Fashion Style Editing with
Generative Human Prior

overview

Abstract

Image editing has been a long-standing challenge in the research community with its far-reaching impact on numerous applications. Recently, text-driven methods started to deliver promising results in domains like human faces, but their applications to more complex domains have been relatively limited. In this work, we explore the task of fashion style editing, where we aim to manipulate the fashion style of human imagery using text descriptions. Specifically, we leverage a generative human prior and achieve fashion style editing by navigating its learned latent space. We first verify that the existing text-driven editing methods fall short for our problem due to their overly simplified guidance signal, and propose two directions to reinforce the guidance: textual augmentation and visual referencing. Combined with our empirical findings on the latent space structure, our Fashion Style Editing framework (FaSE) successfully projects abstract fashion concepts onto human images and introduces exciting new applications to the field.

Problem: Fashion Style Editing

Our goal is to develop a learning-based system that can manipulate the fashion style of human imagery using text descriptions. This task has a wide range of relevant applications, including virtual try-on, product design and content creation. Despite being a subtask of general image editing, it poses a unique set of challenges due to the innate elusiveness of fashion style concepts (e.g., 'street') and the need for delicate modification of whole-body human images.

Approach: FaSE

overview

We propose Fashion Style Editing (FaSE), a novel framework that leverages a generative human prior to achieve fashion style editing by navigating its learned latent space. We choose StyleGAN-Human (Fu and Li et al. (2022)) as our generative prior, for its impressive capacity for whole human image generation.


Upon this pretrained human generation system, we envision something like StyleCLIP (Patashnik et al. (2021)). Hence, we initially run experiments with naive StyleCLIP latent-mapper implementation with little success as illustrated below.


overview

We find that the existing text-driven editing methods fall short for our problem due to their overly simplified guidance signal. To address this, we propose two directions to reinforce the guidance: textual augmentation and visual referencing. The former involves generating additional text descriptions to enrich the guidance signal, while the latter involves providing visual references to the model by retrieving relevant images from our fashion database. These two strategies successfully enhance the guidance signal and enable fashion style editing, as shown below.


overview

Experiments

overview

Evident from the above figure, our FaSE framework successfully projects abstract fashion concepts with minimal irrelevant modification to the base image.

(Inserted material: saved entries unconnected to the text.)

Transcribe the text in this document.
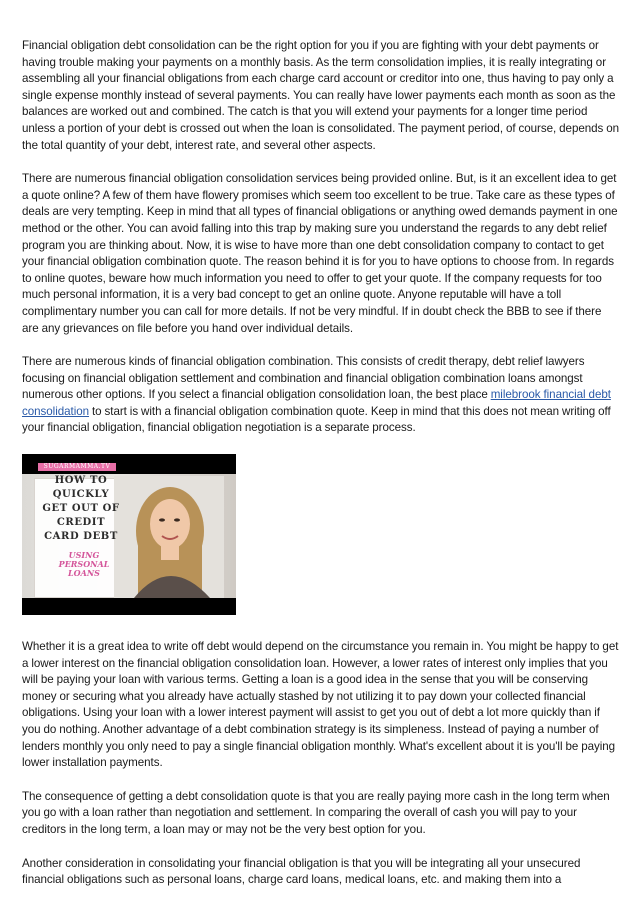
Financial obligation debt consolidation can be the right option for you if you are fighting with your debt payments or having trouble making your payments on a monthly basis. As the term consolidation implies, it is really integrating or assembling all your financial obligations from each charge card account or creditor into one, thus having to pay only a single expense monthly instead of several payments. You can really have lower payments each month as soon as the balances are worked out and combined. The catch is that you will extend your payments for a longer time period unless a portion of your debt is crossed out when the loan is consolidated. The payment period, of course, depends on the total quantity of your debt, interest rate, and several other aspects.

There are numerous financial obligation consolidation services being provided online. But, is it an excellent idea to get a quote online? A few of them have flowery promises which seem too excellent to be true. Take care as these types of deals are very tempting. Keep in mind that all types of financial obligations or anything owed demands payment in one method or the other. You can avoid falling into this trap by making sure you understand the regards to any debt relief program you are thinking about. Now, it is wise to have more than one debt consolidation company to contact to get your financial obligation combination quote. The reason behind it is for you to have options to choose from. In regards to online quotes, beware how much information you need to offer to get your quote. If the company requests for too much personal information, it is a very bad concept to get an online quote. Anyone reputable will have a toll complimentary number you can call for more details. If not be very mindful. If in doubt check the BBB to see if there are any grievances on file before you hand over individual details.

There are numerous kinds of financial obligation combination. This consists of credit therapy, debt relief lawyers focusing on financial obligation settlement and combination and financial obligation combination loans amongst numerous other options. If you select a financial obligation consolidation loan, the best place milebrook financial debt consolidation to start is with a financial obligation combination quote. Keep in mind that this does not mean writing off your financial obligation, financial obligation negotiation is a separate process.

SUGARMAMMA.TV
HOW TO
QUICKLY
GET OUT OF
CREDIT
CARD DEBT
USING PERSONAL
LOANS

Whether it is a great idea to write off debt would depend on the circumstance you remain in. You might be happy to get a lower interest on the financial obligation consolidation loan. However, a lower rates of interest only implies that you will be paying your loan with various terms. Getting a loan is a good idea in the sense that you will be conserving money or securing what you already have actually stashed by not utilizing it to pay down your collected financial obligations. Using your loan with a lower interest payment will assist to get you out of debt a lot more quickly than if you do nothing. Another advantage of a debt combination strategy is its simpleness. Instead of paying a number of lenders monthly you only need to pay a single financial obligation monthly. What's excellent about it is you'll be paying lower installation payments.

The consequence of getting a debt consolidation quote is that you are really paying more cash in the long term when you go with a loan rather than negotiation and settlement. In comparing the overall of cash you will pay to your creditors in the long term, a loan may or may not be the very best option for you.

Another consideration in consolidating your financial obligation is that you will be integrating all your unsecured financial obligations such as personal loans, charge card loans, medical loans, etc. and making them into a
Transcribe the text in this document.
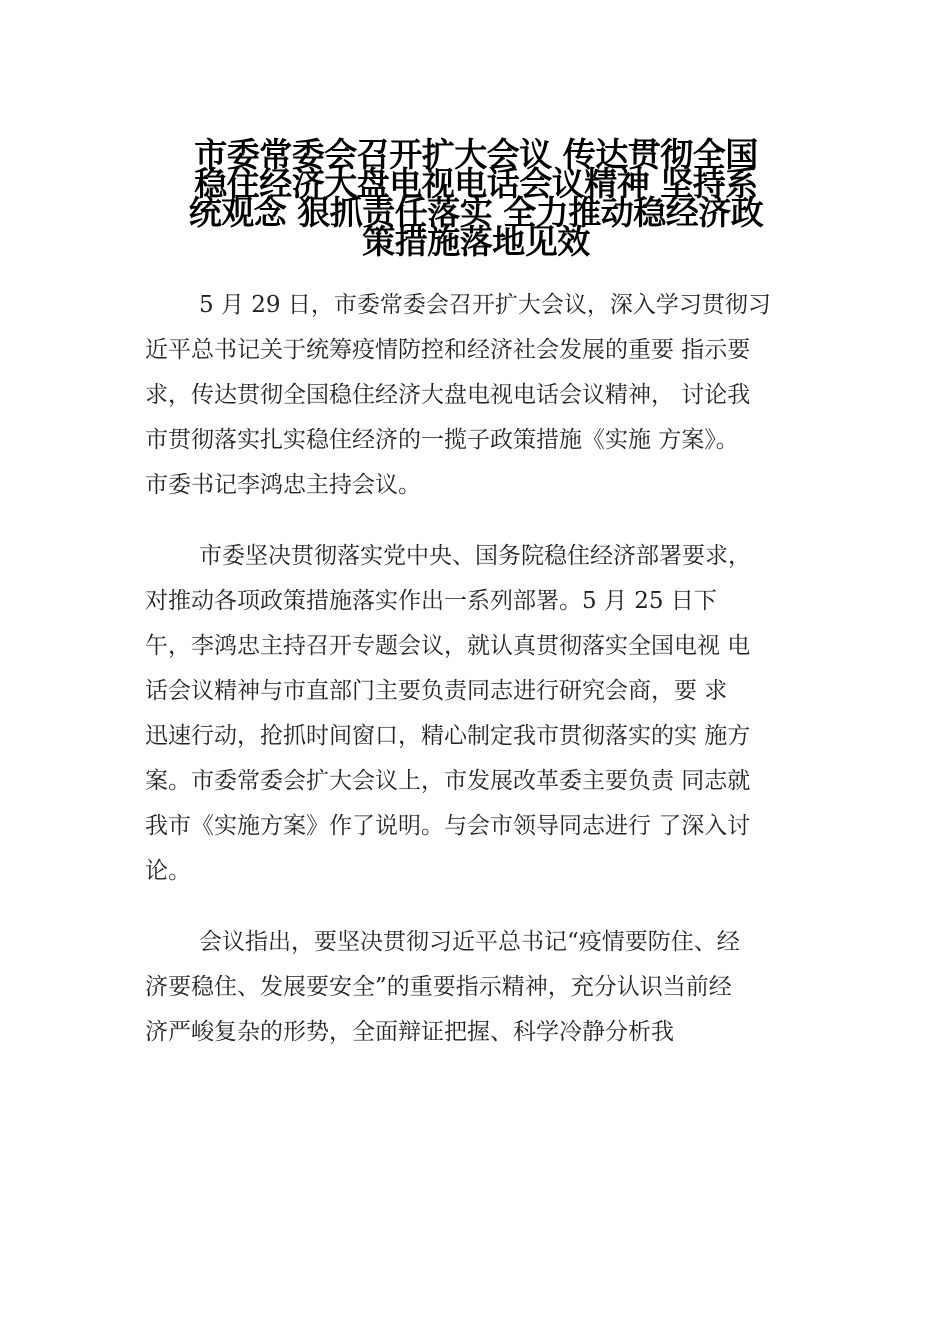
市委常委会召开扩大会议 传达贯彻全国
稳住经济大盘电视电话会议精神 坚持系
统观念 狠抓责任落实 全力推动稳经济政
策措施落地见效

5 月 29 日，市委常委会召开扩大会议，深入学习贯彻习
近平总书记关于统筹疫情防控和经济社会发展的重要 指示要
求，传达贯彻全国稳住经济大盘电视电话会议精神， 讨论我
市贯彻落实扎实稳住经济的一揽子政策措施《实施 方案》。
市委书记李鸿忠主持会议。

市委坚决贯彻落实党中央、国务院稳住经济部署要求，
对推动各项政策措施落实作出一系列部署。5 月 25 日下
午，李鸿忠主持召开专题会议，就认真贯彻落实全国电视 电
话会议精神与市直部门主要负责同志进行研究会商，要 求
迅速行动，抢抓时间窗口，精心制定我市贯彻落实的实 施方
案。市委常委会扩大会议上，市发展改革委主要负责 同志就
我市《实施方案》作了说明。与会市领导同志进行 了深入讨
论。

会议指出，要坚决贯彻习近平总书记“疫情要防住、经
济要稳住、发展要安全”的重要指示精神，充分认识当前经
济严峻复杂的形势，全面辩证把握、科学冷静分析我
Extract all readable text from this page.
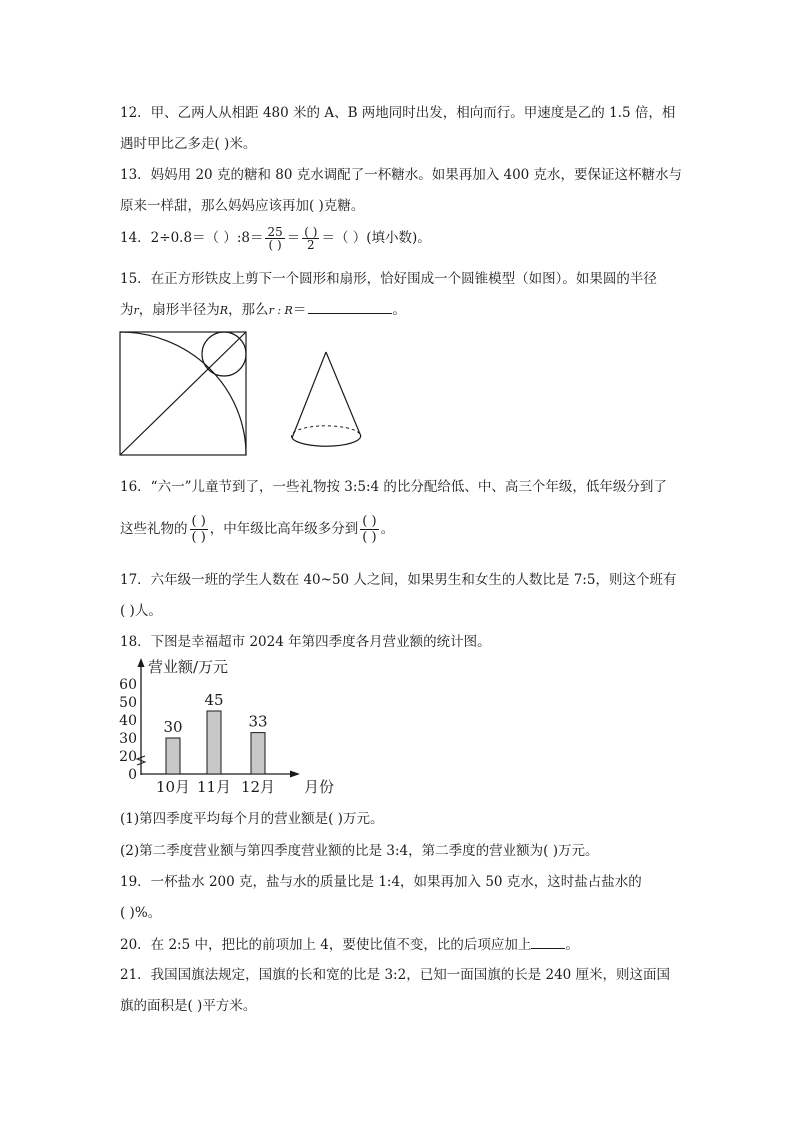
12．甲、乙两人从相距 480 米的 A、B 两地同时出发，相向而行。甲速度是乙的 1.5 倍，相
遇时甲比乙多走( )米。
13．妈妈用 20 克的糖和 80 克水调配了一杯糖水。如果再加入 400 克水，要保证这杯糖水与
原来一样甜，那么妈妈应该再加( )克糖。
14．2÷0.8＝（ ）:8＝ $\frac{25}{( )} = \frac{( )}{2}$ ＝（ ）(填小数)。
15．在正方形铁皮上剪下一个圆形和扇形，恰好围成一个圆锥模型（如图）。如果圆的半径
为r，扇形半径为R，那么r : R＝	。
16．“六一”儿童节到了，一些礼物按 3:5:4 的比分配给低、中、高三个年级，低年级分到了
这些礼物的 $\frac{( )}{( )}$ ，中年级比高年级多分到 $\frac{( )}{( )}$ 。
17．六年级一班的学生人数在 40~50 人之间，如果男生和女生的人数比是 7:5，则这个班有
( )人。
18．下图是幸福超市 2024 年第四季度各月营业额的统计图。
营业额/万元
月份
60
50
40
30
20
0
30
45
33
10月 11月 12月
(1)第四季度平均每个月的营业额是( )万元。
(2)第二季度营业额与第四季度营业额的比是 3:4，第二季度的营业额为( )万元。
19．一杯盐水 200 克，盐与水的质量比是 1:4，如果再加入 50 克水，这时盐占盐水的
( )%。
20．在 2:5 中，把比的前项加上 4，要使比值不变，比的后项应加上	。
21．我国国旗法规定，国旗的长和宽的比是 3:2，已知一面国旗的长是 240 厘米，则这面国
旗的面积是( )平方米。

We can see that applying naive StyleCLIP method to fashion domain fails in visualizing high-level target concepts.


overview

We further share insights on the latent space structure of StyleGAN-Human. When we compartmentalize the W+ space into three sections as done in StyleCLIP, we empirically discover that mid and fine layers mostly contribute to fashion style editing, while the coarse layer is mainly responsible for the posture of the generated human. Among these two, the mid layer is more sensitive to the high-level fashion concepts (e.g., 'formal'), while the fine layer is more sensitive to texture details (e.g., 'blue color').